Forum Stats

  • 3,854,634 Users
  • 2,264,392 Discussions
  • 7,905,743 Comments

Discussions

Splitting up a file using PL/SQL after having created it?

Lentoporo1895
Lentoporo1895 Member Posts: 25
edited Mar 8, 2018 5:48PM in SQL & PL/SQL

Hello dear experts,

I am working for a customer, that exports data to later import them into their SAP environment. The export is quite complex and even uses the APEX-tables. The export is done by several queries, that construe a new query, that is eventually used to do the export of the data and saves it into a file. The export and the creation of the file are fine and they also work performantly.
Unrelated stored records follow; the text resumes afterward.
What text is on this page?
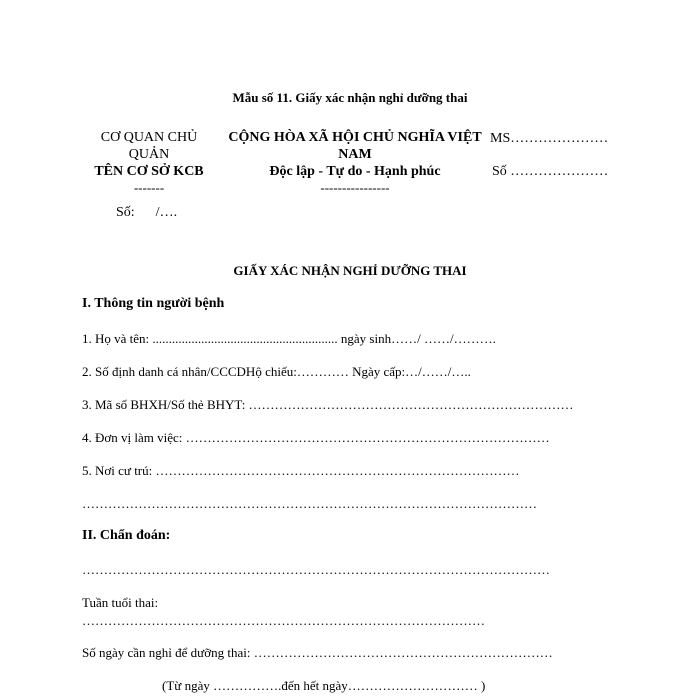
Mẫu số 11. Giấy xác nhận nghỉ dưỡng thai
CƠ QUAN CHỦ
QUẢN
TÊN CƠ SỞ KCB
-------
Số:      /….
CỘNG HÒA XÃ HỘI CHỦ NGHĨA VIỆT
NAM
Độc lập - Tự do - Hạnh phúc
----------------
MS…………………
Số …………………
GIẤY XÁC NHẬN NGHỈ DƯỠNG THAI
I. Thông tin người bệnh
1. Họ và tên: ......................................................... ngày sinh……/ ……/……….
2. Số định danh cá nhân/CCCDHộ chiếu:………… Ngày cấp:…/……/…..
3. Mã số BHXH/Số thẻ BHYT: …………………………………………………………………
4. Đơn vị làm việc: …………………………………………………………………………
5. Nơi cư trú: …………………………………………………………………………
……………………………………………………………………………………………
II. Chẩn đoán:
………………………………………………………………………………………………
Tuần tuổi thai:
…………………………………………………………………………………
Số ngày cần nghỉ để dưỡng thai: ……………………………………………………………
(Từ ngày …………….đến hết ngày………………………… )
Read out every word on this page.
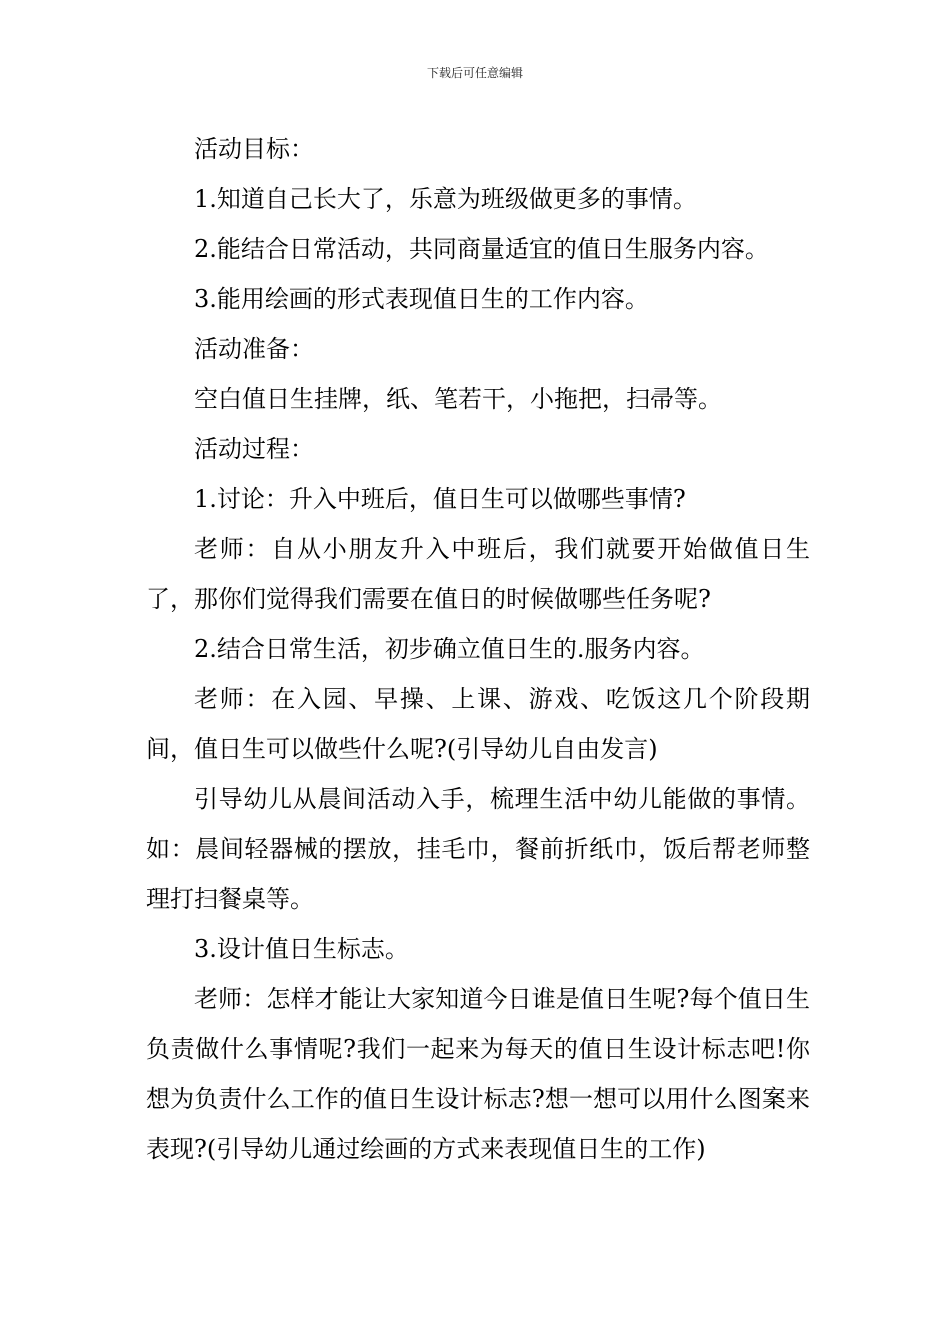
下载后可任意编辑

活动目标：

1.知道自己长大了，乐意为班级做更多的事情。

2.能结合日常活动，共同商量适宜的值日生服务内容。

3.能用绘画的形式表现值日生的工作内容。

活动准备：

空白值日生挂牌，纸、笔若干，小拖把，扫帚等。

活动过程：

1.讨论：升入中班后，值日生可以做哪些事情?

老师：自从小朋友升入中班后，我们就要开始做值日生了，那你们觉得我们需要在值日的时候做哪些任务呢?

2.结合日常生活，初步确立值日生的.服务内容。

老师：在入园、早操、上课、游戏、吃饭这几个阶段期间，值日生可以做些什么呢?(引导幼儿自由发言)

引导幼儿从晨间活动入手，梳理生活中幼儿能做的事情。如：晨间轻器械的摆放，挂毛巾，餐前折纸巾，饭后帮老师整理打扫餐桌等。

3.设计值日生标志。

老师：怎样才能让大家知道今日谁是值日生呢?每个值日生负责做什么事情呢?我们一起来为每天的值日生设计标志吧!你想为负责什么工作的值日生设计标志?想一想可以用什么图案来表现?(引导幼儿通过绘画的方式来表现值日生的工作)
The project leader has signalised a performance problem during the import of the file. Apparantly SAP has a problem with the import of lots of records. The project leader has suggested to implement some kind of counter to reduce the file size. When the export would have been done using PL/SQL, that might be one solution, but it is not. I do not want to touch the concept behind the export using SQL, because of the complexity of the matter.

What I would like to ask you is: is there a way of splitting up the file into several smaller files using PL/SQL? If yes, how?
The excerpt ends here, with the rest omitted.